Maccas, honestly. Nobody’s judging. The McChicken is $4. The Frozen Coke is $1. Sometimes that’s the play.
The instant noodle upgrade. Keep a stash of proper Korean or Japanese instant noodles (not just Mi Goreng) and add a boiled egg, some frozen vegetables, and a splash of soy sauce. It’s $3 and tastes like $12.
Grocery Hacks for Students Near RMIT City
Your biggest money saver isn’t eating out cheaper — it’s cooking more.
Find your nearest Aldi. Everything is 20-30% cheaper than Coles or Woolies. Plan your meals around Aldi’s weekly specials.
Hit the Asian grocery. Rice in bulk ($15 for 10kg), frozen dumplings ($6 for a bag of 30), vegetables at half the supermarket price. If you’re near CBD/Carlton, there’s likely one within a short bus ride.
Meal prep on Sundays. Cook a big batch of fried rice, pasta sauce, or curry. Portion into containers. That’s 4-5 lunches sorted for under $3 each.
Realistic Weekly Food Budget Near RMIT City
| Strategy | Weekly Cost | Reality Check |
|---|---|---|
| All eating out | $120-160 | Unsustainable on student income |
| Mix of cooking + cheap eats | $60-80 | Sweet spot for most students |
| Mostly meal prep + rare treats | $40-60 | Tight but achievable |
| Pure survival mode | $30-40 | Mi Goreng territory, not recommended long-term |
The sweet spot? Cook 4-5 dinners a week, eat out for lunch 2-3 times, and keep breakfast under $5 daily. You’ll spend about $60-80/week and actually enjoy your food.
Final Tips From Someone Who Has Been There
Three things I wish I knew as a student eating near RMIT City:
- The early bird gets the cheap food. Lunch specials usually run 11:30am-2:00pm. After that, the same dish costs $3-5 more.

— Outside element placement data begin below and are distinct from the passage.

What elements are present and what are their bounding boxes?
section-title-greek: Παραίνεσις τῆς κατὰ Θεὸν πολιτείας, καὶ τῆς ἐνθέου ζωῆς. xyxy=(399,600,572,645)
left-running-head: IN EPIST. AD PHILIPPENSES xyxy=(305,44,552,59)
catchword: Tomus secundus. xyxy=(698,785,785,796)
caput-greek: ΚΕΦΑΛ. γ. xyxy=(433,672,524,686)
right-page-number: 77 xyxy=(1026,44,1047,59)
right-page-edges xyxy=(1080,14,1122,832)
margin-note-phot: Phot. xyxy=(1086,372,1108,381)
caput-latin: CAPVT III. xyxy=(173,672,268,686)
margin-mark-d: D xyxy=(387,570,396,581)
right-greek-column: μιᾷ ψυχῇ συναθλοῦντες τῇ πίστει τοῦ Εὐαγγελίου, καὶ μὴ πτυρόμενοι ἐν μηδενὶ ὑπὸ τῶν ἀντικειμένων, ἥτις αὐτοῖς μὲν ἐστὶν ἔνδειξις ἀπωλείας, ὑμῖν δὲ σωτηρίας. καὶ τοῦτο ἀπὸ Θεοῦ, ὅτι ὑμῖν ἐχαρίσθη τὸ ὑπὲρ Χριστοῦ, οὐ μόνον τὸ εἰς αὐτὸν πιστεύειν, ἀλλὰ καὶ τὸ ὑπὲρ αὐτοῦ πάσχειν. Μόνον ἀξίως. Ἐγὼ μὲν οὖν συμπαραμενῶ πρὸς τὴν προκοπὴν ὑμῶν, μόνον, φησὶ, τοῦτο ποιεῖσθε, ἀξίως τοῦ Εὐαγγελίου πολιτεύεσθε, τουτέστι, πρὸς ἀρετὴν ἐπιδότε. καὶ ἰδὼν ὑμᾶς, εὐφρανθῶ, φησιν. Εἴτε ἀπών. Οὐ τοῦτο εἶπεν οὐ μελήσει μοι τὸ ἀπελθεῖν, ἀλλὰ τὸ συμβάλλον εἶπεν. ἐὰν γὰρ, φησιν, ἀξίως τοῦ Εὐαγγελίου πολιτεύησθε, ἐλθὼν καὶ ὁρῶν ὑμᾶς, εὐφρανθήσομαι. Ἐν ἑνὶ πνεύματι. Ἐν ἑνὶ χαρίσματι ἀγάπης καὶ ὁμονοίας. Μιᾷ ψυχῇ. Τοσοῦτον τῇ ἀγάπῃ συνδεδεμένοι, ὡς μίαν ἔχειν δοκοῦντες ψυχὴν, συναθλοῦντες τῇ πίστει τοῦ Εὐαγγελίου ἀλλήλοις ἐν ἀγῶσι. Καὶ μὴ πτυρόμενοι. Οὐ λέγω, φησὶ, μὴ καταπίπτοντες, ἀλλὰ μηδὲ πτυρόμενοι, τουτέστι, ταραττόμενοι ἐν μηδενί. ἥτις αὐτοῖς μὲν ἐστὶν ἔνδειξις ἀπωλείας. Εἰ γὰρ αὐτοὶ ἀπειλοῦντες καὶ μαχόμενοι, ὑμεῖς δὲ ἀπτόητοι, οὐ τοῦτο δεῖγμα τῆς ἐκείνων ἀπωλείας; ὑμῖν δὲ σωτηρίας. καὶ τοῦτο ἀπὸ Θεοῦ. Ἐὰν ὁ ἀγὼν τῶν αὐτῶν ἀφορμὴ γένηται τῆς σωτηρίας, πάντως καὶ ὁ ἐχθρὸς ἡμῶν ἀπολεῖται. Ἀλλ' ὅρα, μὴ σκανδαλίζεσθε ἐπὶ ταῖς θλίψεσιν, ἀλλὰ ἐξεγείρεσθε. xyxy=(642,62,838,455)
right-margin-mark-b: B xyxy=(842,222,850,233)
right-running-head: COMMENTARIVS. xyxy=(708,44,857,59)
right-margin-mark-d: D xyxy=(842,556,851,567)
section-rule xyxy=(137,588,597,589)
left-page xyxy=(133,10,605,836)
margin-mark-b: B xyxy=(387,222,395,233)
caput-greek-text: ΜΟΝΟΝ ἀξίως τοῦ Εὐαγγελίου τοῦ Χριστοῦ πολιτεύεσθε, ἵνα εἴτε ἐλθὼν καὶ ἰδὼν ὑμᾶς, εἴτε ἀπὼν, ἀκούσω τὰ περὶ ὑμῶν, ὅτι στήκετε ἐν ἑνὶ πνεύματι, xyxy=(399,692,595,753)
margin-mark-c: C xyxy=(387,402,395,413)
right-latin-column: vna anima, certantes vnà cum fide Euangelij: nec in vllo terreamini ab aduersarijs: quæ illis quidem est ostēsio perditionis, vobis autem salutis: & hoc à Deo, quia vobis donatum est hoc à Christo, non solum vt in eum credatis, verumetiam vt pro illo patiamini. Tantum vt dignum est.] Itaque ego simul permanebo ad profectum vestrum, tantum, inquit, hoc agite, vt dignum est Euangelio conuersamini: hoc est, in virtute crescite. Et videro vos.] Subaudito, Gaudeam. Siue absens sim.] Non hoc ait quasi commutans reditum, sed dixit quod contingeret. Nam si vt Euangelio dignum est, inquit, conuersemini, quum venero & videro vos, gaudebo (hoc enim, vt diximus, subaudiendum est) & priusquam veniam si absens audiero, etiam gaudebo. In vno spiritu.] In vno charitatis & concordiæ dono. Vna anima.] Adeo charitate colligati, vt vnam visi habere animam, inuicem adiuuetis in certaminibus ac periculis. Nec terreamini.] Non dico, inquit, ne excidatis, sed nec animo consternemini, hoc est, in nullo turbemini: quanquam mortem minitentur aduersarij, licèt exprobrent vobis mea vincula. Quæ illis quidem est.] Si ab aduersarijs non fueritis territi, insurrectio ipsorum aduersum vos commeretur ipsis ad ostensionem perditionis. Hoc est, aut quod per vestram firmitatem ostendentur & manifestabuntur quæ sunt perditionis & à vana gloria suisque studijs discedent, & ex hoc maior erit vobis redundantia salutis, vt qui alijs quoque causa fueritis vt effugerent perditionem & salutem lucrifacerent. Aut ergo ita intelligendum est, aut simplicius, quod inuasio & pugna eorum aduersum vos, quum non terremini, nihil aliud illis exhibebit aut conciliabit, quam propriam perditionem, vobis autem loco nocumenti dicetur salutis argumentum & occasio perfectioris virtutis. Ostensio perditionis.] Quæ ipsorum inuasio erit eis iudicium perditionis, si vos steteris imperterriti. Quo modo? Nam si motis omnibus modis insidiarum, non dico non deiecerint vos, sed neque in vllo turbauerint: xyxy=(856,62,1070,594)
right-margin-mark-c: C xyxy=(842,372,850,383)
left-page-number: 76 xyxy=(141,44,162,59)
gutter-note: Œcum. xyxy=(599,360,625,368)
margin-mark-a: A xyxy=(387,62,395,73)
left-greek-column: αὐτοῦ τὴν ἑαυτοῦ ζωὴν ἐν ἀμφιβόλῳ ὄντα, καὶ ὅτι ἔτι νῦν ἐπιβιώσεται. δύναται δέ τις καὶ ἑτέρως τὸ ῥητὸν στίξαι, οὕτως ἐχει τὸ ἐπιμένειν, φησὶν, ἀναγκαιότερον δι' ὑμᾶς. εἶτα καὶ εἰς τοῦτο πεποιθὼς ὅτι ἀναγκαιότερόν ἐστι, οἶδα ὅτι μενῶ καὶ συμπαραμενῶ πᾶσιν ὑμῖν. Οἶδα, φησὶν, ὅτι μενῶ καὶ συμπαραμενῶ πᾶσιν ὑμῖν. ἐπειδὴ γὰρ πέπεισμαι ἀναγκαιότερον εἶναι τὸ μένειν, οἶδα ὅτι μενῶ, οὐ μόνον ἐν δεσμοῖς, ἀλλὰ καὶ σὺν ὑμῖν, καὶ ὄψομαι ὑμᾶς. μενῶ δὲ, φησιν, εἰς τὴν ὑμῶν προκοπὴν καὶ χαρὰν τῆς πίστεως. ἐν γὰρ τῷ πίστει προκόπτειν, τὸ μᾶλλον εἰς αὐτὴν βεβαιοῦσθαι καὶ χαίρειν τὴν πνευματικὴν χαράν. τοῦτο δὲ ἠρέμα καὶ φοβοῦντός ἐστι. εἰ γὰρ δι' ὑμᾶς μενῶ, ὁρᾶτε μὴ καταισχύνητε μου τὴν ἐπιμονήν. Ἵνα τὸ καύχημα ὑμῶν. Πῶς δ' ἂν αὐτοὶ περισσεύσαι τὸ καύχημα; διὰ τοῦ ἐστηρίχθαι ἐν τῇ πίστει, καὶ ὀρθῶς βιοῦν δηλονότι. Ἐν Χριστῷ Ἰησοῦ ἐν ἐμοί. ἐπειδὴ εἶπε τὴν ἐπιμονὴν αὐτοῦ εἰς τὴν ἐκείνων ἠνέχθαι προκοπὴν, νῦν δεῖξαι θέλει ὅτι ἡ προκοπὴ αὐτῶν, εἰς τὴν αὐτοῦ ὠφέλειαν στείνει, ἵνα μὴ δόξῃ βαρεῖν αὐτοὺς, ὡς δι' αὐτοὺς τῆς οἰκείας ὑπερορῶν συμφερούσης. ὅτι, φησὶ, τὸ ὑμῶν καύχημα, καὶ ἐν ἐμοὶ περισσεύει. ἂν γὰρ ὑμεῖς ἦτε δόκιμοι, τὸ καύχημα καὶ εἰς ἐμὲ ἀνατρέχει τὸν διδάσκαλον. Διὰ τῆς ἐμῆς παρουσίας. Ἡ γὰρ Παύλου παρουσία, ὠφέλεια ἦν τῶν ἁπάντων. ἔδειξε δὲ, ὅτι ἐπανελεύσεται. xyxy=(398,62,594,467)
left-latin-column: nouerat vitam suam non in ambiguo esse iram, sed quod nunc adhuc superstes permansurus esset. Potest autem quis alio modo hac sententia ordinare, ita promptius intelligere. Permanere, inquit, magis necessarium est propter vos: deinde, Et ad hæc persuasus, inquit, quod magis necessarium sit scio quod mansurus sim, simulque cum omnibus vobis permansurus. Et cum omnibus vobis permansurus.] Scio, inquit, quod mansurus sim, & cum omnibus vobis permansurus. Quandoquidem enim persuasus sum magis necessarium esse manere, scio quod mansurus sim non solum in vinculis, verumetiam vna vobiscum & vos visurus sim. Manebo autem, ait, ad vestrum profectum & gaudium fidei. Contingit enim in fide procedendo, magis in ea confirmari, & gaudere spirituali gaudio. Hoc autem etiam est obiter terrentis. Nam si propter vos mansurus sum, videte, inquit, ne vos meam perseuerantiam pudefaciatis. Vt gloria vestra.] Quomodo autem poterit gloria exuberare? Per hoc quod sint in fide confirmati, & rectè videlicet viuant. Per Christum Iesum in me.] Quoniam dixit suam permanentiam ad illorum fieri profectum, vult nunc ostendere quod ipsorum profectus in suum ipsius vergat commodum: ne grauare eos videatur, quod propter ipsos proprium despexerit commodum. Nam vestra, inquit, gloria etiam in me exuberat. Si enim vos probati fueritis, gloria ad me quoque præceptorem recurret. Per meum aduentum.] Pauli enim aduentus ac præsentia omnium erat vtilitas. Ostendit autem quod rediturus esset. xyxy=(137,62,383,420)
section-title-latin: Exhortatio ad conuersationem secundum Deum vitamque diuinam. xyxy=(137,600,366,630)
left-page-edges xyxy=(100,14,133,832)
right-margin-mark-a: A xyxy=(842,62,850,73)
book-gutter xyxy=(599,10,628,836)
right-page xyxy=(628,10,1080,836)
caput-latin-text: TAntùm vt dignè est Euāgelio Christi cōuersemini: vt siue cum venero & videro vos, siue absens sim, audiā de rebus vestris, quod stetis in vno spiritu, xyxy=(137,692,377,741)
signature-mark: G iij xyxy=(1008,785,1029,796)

- Follow the other students. The places packed with uni students at noon are cheap and decent. The places with tablecloths and no students are not for your budget.
- Your freezer is your best friend. Buy marked-down bread, batch-cook curry or pasta sauce, and freeze individual portions. Sunday afternoon cooking saves you $40+/week compared to buying every meal.
Eating well on a student budget near RMIT City is not about deprivation. It is about knowing where to look, being flexible with what you eat, and understanding that a $12 laksa from a food court is better fuel than a $2 packet of noodles.